WASHINGTON — Shoe liners that protect from harmful bacteria or bandages that treat wounds are some of the potential uses for a new technology developed by Agricultural Research Service (ARS) scientists.
ARS materials engineer Sunghyun Nam developed an inexpensive, effective and environmentally friendly method to kill bacteria by creating silver nanoparticles inside cotton fibers. For more than a century, clothing and medical supplies have included silver as an antimicrobial agent. However, washing tends to remove silver’s powerful antimicrobial properties.
The amount of silver nanoparticles required to kill bacteria is extremely small, making them cost efficient.
Nam and her colleagues at the ARS Southern Regional Research Center (SRRC) in New Orleans, Louisiana, used a new process to create a silver-cotton nanocomposite fiber for use in applications such as bandages, disposable undergarments, shoe liners, upholstery and bedding.

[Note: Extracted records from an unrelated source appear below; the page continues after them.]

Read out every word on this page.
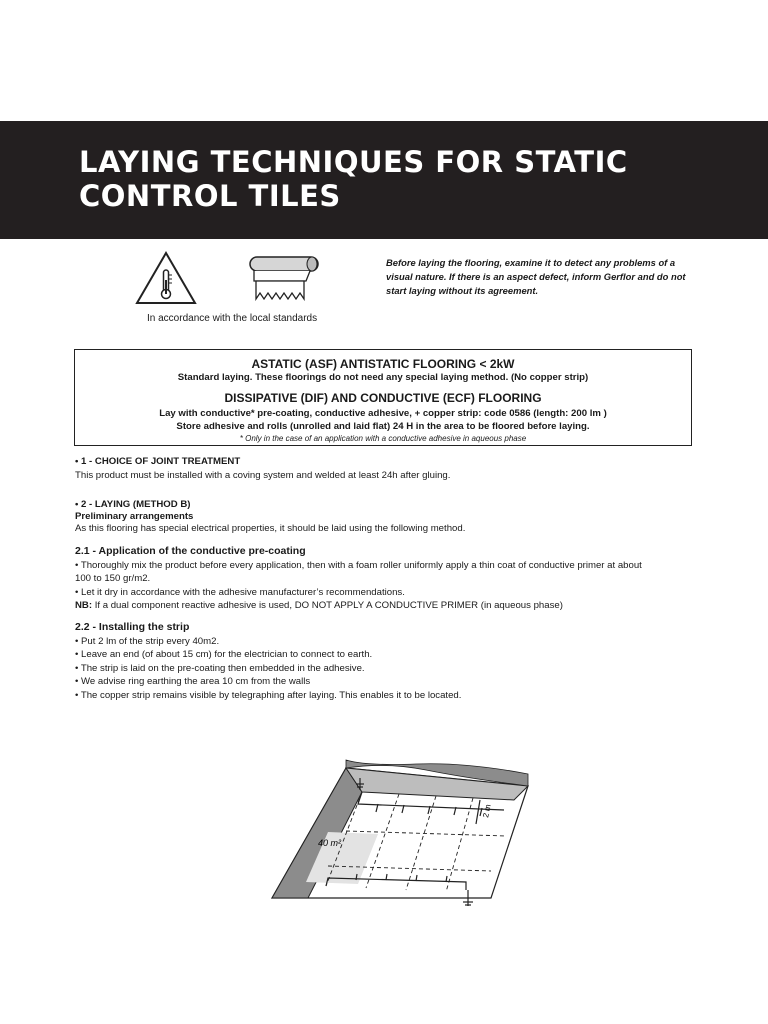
LAYING TECHNIQUES FOR STATIC CONTROL TILES
In accordance with the local standards
Before laying the flooring, examine it to detect any problems of a visual nature. If there is an aspect defect, inform Gerflor and do not start laying without its agreement.
ASTATIC (ASF) ANTISTATIC FLOORING < 2kW
Standard laying. These floorings do not need any special laying method. (No copper strip)
DISSIPATIVE (DIF) AND CONDUCTIVE (ECF) FLOORING
Lay with conductive* pre-coating, conductive adhesive, + copper strip: code 0586 (length: 200 lm )
Store adhesive and rolls (unrolled and laid flat) 24 H in the area to be floored before laying.
* Only in the case of an application with a conductive adhesive in aqueous phase
• 1 - CHOICE OF JOINT TREATMENT
This product must be installed with a coving system and welded at least 24h after gluing.
• 2 - LAYING (METHOD B)
Preliminary arrangements
As this flooring has special electrical properties, it should be laid using the following method.
2.1 - Application of the conductive pre-coating
• Thoroughly mix the product before every application, then with a foam roller uniformly apply a thin coat of conductive primer at about
100 to 150 gr/m2.
• Let it dry in accordance with the adhesive manufacturer’s recommendations.
NB: If a dual component reactive adhesive is used, DO NOT APPLY A CONDUCTIVE PRIMER (in aqueous phase)
2.2 - Installing the strip
• Put 2 lm of the strip every 40m2.
• Leave an end (of about 15 cm) for the electrician to connect to earth.
• The strip is laid on the pre-coating then embedded in the adhesive.
• We advise ring earthing the area 10 cm from the walls
• The copper strip remains visible by telegraphing after laying. This enables it to be located.
40 m²
2 m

Since the nanoparticles are trapped inside the fabric and not on the surface, they release slowly, thus protecting against harmful bacteria longer and increasing cotton fiber strength, according to Nam. The silver-cotton nanocomposite fiber, made from this process, continued to kill harmful bacteria after 50 washings.
Silver nanoparticles, which range from 1 to 100 nanometers in size, kill more than 600 kinds of bacteria, including the common kitchen microbe E. coli. A human hair is about 80,000 to 100,000 nanometers wide.
In the future, Nam and her team plan to develop and evaluate antimicrobial fabric floor wipes.